Глаза у него как у Льва Толстого — мрачноватые и умные, пронзительные очень. Все кошки в нашем доме, и в девятом, и восьмом были без ума от него. Когда я приехал, Феликс был уже не первой молодости, а умер он в 90-ом, то есть, по котовским правилам, невероятно долго жил. Многие его дети и внуки пострадали от машин и собак, от человеческих детей, а он был хитрей и умней всех, и ему везло. Для долгой жизни обязательно нужно, чтобы повезло, и у людей так, и у котов, и у всех живых существ, которых я знал.
И он мне всю землю показал, я шел за ним — и смотрел.
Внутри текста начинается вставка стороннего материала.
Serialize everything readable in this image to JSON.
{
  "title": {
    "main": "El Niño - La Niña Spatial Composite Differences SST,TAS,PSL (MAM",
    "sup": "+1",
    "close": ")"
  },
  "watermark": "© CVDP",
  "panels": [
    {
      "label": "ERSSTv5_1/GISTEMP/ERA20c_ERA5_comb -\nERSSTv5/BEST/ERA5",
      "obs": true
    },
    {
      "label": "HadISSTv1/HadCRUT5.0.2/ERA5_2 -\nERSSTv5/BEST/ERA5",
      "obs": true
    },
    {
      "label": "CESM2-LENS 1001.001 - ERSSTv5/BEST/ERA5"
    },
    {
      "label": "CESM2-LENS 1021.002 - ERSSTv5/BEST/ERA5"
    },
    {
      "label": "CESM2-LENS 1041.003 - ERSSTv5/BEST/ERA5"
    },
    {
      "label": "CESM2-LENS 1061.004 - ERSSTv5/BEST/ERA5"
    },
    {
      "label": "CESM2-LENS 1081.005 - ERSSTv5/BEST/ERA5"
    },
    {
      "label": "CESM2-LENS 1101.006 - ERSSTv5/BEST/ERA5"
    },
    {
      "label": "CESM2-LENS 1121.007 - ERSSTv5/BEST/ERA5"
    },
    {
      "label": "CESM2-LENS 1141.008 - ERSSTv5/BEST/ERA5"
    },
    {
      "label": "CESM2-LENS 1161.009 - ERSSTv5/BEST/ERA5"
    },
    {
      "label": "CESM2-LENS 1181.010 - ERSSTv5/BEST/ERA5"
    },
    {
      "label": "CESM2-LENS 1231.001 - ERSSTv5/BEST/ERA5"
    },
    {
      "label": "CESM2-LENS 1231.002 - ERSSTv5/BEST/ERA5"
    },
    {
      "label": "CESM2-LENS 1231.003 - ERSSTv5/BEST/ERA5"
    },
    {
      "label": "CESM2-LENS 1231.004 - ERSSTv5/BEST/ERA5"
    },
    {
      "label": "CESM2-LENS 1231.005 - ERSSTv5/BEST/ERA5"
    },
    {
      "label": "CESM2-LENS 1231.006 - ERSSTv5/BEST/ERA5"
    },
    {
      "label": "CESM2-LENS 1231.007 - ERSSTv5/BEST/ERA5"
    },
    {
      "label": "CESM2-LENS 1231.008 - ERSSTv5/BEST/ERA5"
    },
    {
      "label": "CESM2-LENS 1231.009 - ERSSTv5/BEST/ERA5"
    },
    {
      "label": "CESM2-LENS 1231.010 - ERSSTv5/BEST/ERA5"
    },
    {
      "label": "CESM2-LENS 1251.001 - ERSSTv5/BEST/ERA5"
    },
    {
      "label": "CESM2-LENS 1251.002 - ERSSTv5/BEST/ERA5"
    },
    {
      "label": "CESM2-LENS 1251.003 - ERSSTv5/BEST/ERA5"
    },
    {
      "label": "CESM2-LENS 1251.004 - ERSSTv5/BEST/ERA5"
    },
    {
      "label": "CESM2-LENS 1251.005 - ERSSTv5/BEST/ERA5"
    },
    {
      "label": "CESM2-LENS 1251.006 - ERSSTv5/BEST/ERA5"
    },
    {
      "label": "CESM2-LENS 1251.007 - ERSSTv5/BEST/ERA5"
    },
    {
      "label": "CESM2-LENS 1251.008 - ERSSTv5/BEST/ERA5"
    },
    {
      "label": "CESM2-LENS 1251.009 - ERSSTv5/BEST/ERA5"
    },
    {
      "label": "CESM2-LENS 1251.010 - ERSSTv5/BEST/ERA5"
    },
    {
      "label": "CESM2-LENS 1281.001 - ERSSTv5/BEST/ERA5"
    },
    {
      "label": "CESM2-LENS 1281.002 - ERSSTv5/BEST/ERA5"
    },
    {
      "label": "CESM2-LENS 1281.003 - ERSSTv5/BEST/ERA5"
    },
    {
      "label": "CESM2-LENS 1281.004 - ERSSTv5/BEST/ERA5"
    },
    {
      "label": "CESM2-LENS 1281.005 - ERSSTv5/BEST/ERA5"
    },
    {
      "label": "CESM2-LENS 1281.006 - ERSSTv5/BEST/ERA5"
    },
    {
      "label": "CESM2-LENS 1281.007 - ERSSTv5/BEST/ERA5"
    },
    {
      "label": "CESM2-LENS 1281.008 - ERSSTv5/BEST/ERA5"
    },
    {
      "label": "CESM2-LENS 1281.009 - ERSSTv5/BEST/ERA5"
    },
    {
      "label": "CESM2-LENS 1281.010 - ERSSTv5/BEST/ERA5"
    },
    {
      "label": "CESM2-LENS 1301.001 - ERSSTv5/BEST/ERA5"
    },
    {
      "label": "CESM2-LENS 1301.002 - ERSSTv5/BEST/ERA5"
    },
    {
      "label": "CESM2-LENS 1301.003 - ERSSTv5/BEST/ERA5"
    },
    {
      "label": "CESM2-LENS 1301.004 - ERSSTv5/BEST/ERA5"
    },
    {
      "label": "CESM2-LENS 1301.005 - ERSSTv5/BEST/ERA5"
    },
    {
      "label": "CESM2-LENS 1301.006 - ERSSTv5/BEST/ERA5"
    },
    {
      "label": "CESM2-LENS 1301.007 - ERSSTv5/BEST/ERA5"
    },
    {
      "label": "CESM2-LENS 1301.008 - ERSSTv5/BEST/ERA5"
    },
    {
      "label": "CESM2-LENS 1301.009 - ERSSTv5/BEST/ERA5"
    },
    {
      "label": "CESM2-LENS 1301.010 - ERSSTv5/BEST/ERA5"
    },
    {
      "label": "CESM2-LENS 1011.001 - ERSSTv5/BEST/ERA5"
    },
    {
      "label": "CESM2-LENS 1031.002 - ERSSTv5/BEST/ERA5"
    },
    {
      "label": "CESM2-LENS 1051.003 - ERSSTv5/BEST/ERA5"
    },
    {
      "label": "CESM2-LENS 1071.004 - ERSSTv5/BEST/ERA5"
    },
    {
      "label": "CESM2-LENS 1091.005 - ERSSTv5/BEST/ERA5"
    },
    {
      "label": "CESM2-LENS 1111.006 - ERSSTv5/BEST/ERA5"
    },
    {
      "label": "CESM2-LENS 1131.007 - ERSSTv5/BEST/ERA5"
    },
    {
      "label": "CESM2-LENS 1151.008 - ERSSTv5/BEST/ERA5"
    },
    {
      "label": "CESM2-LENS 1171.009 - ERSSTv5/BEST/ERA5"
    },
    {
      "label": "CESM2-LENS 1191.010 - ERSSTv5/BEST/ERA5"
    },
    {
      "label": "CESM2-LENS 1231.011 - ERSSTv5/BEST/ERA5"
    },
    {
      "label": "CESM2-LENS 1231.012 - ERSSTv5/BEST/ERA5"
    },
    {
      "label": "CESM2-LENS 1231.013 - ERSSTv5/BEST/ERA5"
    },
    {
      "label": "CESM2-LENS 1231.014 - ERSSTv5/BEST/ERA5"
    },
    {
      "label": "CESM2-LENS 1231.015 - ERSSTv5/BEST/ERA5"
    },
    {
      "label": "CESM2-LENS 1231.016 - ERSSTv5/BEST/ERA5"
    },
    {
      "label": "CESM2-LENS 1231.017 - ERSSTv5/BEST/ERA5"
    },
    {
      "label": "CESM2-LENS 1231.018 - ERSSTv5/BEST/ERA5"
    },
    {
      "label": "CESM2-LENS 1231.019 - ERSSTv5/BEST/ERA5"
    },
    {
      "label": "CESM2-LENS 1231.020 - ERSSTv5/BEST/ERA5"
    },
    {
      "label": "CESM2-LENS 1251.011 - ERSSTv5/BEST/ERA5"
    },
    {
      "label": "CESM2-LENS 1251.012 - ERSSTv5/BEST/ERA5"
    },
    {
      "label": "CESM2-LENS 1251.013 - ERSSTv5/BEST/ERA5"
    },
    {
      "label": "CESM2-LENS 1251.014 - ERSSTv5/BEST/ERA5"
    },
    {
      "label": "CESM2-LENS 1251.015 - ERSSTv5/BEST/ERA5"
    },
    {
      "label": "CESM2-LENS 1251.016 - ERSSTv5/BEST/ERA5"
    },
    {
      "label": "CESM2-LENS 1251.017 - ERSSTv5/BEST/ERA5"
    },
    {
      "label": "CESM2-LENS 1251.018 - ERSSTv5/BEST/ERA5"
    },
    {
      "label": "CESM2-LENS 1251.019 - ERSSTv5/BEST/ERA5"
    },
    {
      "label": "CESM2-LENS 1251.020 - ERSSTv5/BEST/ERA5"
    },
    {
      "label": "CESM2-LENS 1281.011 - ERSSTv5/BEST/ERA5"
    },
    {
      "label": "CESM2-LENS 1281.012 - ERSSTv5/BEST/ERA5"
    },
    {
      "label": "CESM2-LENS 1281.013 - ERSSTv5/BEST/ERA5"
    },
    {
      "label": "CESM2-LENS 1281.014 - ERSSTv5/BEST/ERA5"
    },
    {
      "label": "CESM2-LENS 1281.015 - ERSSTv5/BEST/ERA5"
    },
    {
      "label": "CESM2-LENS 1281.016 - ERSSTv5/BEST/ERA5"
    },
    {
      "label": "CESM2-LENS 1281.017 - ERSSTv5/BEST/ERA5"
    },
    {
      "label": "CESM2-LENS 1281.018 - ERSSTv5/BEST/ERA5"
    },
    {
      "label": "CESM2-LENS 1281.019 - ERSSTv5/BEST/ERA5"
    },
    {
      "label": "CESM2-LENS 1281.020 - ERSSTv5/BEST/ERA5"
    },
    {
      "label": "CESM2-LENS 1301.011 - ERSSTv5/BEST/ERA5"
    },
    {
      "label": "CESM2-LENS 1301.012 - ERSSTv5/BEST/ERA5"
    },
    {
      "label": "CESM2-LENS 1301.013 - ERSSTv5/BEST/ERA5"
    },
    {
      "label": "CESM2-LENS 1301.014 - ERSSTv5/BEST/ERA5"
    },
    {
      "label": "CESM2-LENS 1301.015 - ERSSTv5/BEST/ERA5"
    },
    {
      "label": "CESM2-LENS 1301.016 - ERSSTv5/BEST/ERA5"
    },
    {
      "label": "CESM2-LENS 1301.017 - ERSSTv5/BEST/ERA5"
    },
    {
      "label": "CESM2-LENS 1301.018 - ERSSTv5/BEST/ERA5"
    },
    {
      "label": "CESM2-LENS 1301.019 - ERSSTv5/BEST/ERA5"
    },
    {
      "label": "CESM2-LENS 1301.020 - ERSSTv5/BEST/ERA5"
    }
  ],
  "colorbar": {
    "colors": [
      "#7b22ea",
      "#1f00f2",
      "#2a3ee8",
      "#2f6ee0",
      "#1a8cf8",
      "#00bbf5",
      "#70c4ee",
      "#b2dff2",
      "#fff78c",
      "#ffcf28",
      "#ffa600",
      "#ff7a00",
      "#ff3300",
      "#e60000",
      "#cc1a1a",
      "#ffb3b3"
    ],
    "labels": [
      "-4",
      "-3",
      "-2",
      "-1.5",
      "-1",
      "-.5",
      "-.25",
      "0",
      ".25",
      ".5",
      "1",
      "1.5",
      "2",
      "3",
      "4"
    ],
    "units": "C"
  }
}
Поэтому я все здесь знаю. И вам понемного расскажу.

* * *
Город от вас все удаляется, вы на краю, говорят. Нужно вас с большой жизнью связать… Построили нам дорогу. Видите, на карте, она в одном месте пунктиром. Здесь она через овраг проложена. Засыпали овраг, и все равно дорога проседает, каждый год ремонт. Дорога есть, но для меня она все равно пунктир. С одной стороны овраг, и с другой, он после разрыва… или разлома?.. стремится к реке, доходит до крутого спуска, и открывается. Отсюда к воде не так круто, как в других местах, пологая ложбина, деревья чудно разрослись, непроходимые кусты, в зарослях ручеек, в жаркие дни он высыхает, а весной довольно бурный.
Овраг перегородили, а о воде не подумали. И у нас, на южной стороне, в нем скапливалась вода, особенно весной. И летом, если не очень жарко… истинное болото. Выросли комары, прилетели к нам питаться. Зверям хорошо, шкура толстая и шерсть на пути, до них не добраться голодному комару. А людям что делать, особенно на нижних этажах?..
Потом под дорогой проложили трубу, и путь для воды восстановился. Но я все равно эту дорогу терпеть не мог, и никто не любил. Шум от нее, и страшновато ходить к реке. Так просто не перейдешь, приходится стоять, ждать… С машинами шутки плохи, возьмет да выпрыгнет из-за угла.
И вообще… зачем?.. Нам эта дорога — ни за чем!..
Гена считал, что овраг со временем дорогу пересилит. Провалится вся затея, вернется прежняя жизнь… Но не дождался, терпения не хватило. Решил сам руку приложить, и не совсем удачно получилось. Но это моя теория. Каждая смерть имеет свою теорию, бывает, даже не одну. Но про Гену больше никто теорий не сочинял, его забыли. Все, кроме меня.